When gas is up and sugar is down, why not make gas — or ethanol — from sugar?
That’s what some sugar beet growers are asking — and recent test results suggest it might work for both sugar growers and corn ethanol plants.
In 1999, preliminary tests were completed at Broin and Associates Inc. in Sioux Falls, S.D., after representatives of the American Coalition for Ethanol and the Red River Valley Sugar Beet Growers Association contacted AURI. The groups were looking for uses for loan guarantee-forfeited sugar held by the U.S. Department of Agriculture.
“We’ve proved at one ethanol plant that sugar was an accelerator (for ethanol fermentation). We want to prove that this is a reality across a broader range of different plants,” says Wayne Wagner, legislative liaison to the sugar beet growers executive board and a director of the American Coalition for Ethanol.
Full-scale plant tests, conducted in 2000 at Minnesota Energy in Buffalo Lake, Minn., showed that adding 1 to 4 percent sugar to fermenting runs has “no adverse effect on the fermentation process,” says Edward Wene, AURI biologist. Although more tests must be completed before the value of adding sugar to the corn ethanol process can be defined, Wene says the tests indicated sugar in amounts above 4 to 5 percent would leave excess sugar after fermentation.
Sugar guys like it
“As sugar growers, we’re in favor of having USDA pursue more research on this,” says Wayne Wagner. “There’s a project in USDA hands right now, sponsored by the North Dakota Corn Council, the American Coalition for Ethanol and the Northern Crops Institute … to take 100,000 tons of excess sugar and give it out to 10 ethanol plants to follow up on research that Ed (Wene) did. … We’ve shown support from the Minnesota Wheat and Barley Growers, North Dakota Grain Council, North Dakota and Minnesota Farm Bureaus, the Farmers Union, and rural electric (cooperatives). There’s a broad base of entities and people who would like to see the research go forward.”
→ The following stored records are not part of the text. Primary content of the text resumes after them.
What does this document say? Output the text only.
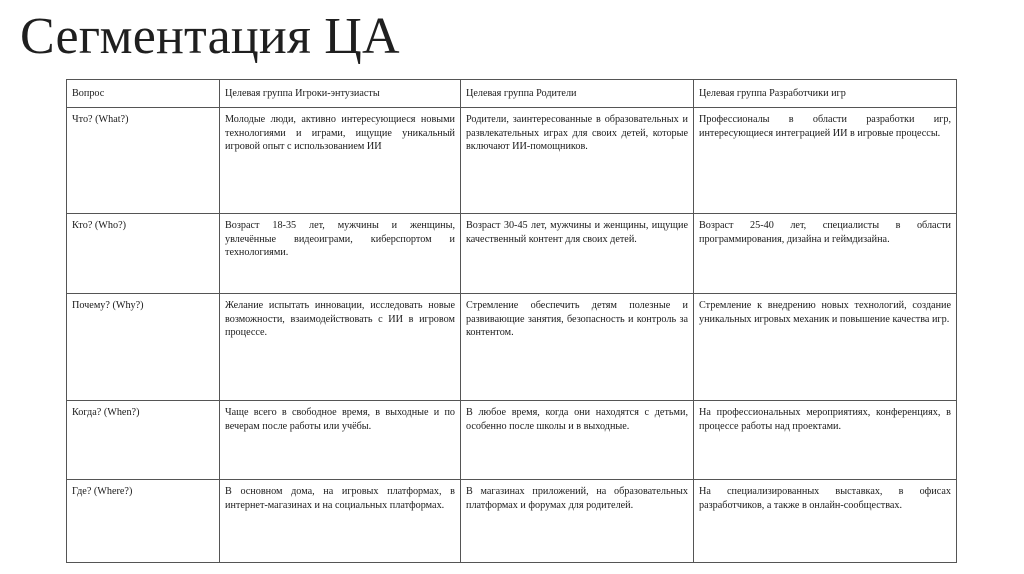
Сегментация ЦА
Вопрос	Целевая группа Игроки-энтузиасты	Целевая группа Родители	Целевая группа Разработчики игр
Что? (What?)	Молодые люди, активно интересующиеся новыми технологиями и играми, ищущие уникальный игровой опыт с использованием ИИ	Родители, заинтересованные в образовательных и развлекательных играх для своих детей, которые включают ИИ-помощников.	Профессионалы в области разработки игр, интересующиеся интеграцией ИИ в игровые процессы.
Кто? (Who?)	Возраст 18-35 лет, мужчины и женщины, увлечённые видеоиграми, киберспортом и технологиями.	Возраст 30-45 лет, мужчины и женщины, ищущие качественный контент для своих детей.	Возраст 25-40 лет, специалисты в области программирования, дизайна и геймдизайна.
Почему? (Why?)	Желание испытать инновации, исследовать новые возможности, взаимодействовать с ИИ в игровом процессе.	Стремление обеспечить детям полезные и развивающие занятия, безопасность и контроль за контентом.	Стремление к внедрению новых технологий, создание уникальных игровых механик и повышение качества игр.
Когда? (When?)	Чаще всего в свободное время, в выходные и по вечерам после работы или учёбы.	В любое время, когда они находятся с детьми, особенно после школы и в выходные.	На профессиональных мероприятиях, конференциях, в процессе работы над проектами.
Где? (Where?)	В основном дома, на игровых платформах, в интернет-магазинах и на социальных платформах.	В магазинах приложений, на образовательных платформах и форумах для родителей.	На специализированных выставках, в офисах разработчиков, а также в онлайн-сообществах.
The benefits, Wagner argues, include reducing USDA’s sugar storage costs and consumer energy prices, and a rally in U.S. sugar prices.
Wagner even sees sugar ethanol as a potential solution to imported Mexican sugar and air pollution south of the border. Instead of dumping sugar on the U.S. market, Wagner says, Mexico could use its excess to produce ethanol, a cleaner burning fuel.
Corn producers threatened?
Minnesota corn producers, who supply about 80 million bushels of corn per year to produce 220 million gallons of ethanol, might see added sugar as a threat, Wagner acknowledges. “That’s why we went through the research. As long as we consider it a (food), the price of sugar should never be competitive with corn. The idea is to use the government stock sugar to help the ethanol industry.”
In his report, Wene writes, “Some ethanol plants may be able to add supplemental sugar to the fermenters and continue to grind the same amount of corn. This would result in an increased amount of ethanol produced while still utilizing the same amount of corn.”
“The good thing is that the use of (government-held) sugar in the process is not a very costly scenario for the ethanol plants,” Wagner says. “In the short term, the economics work.”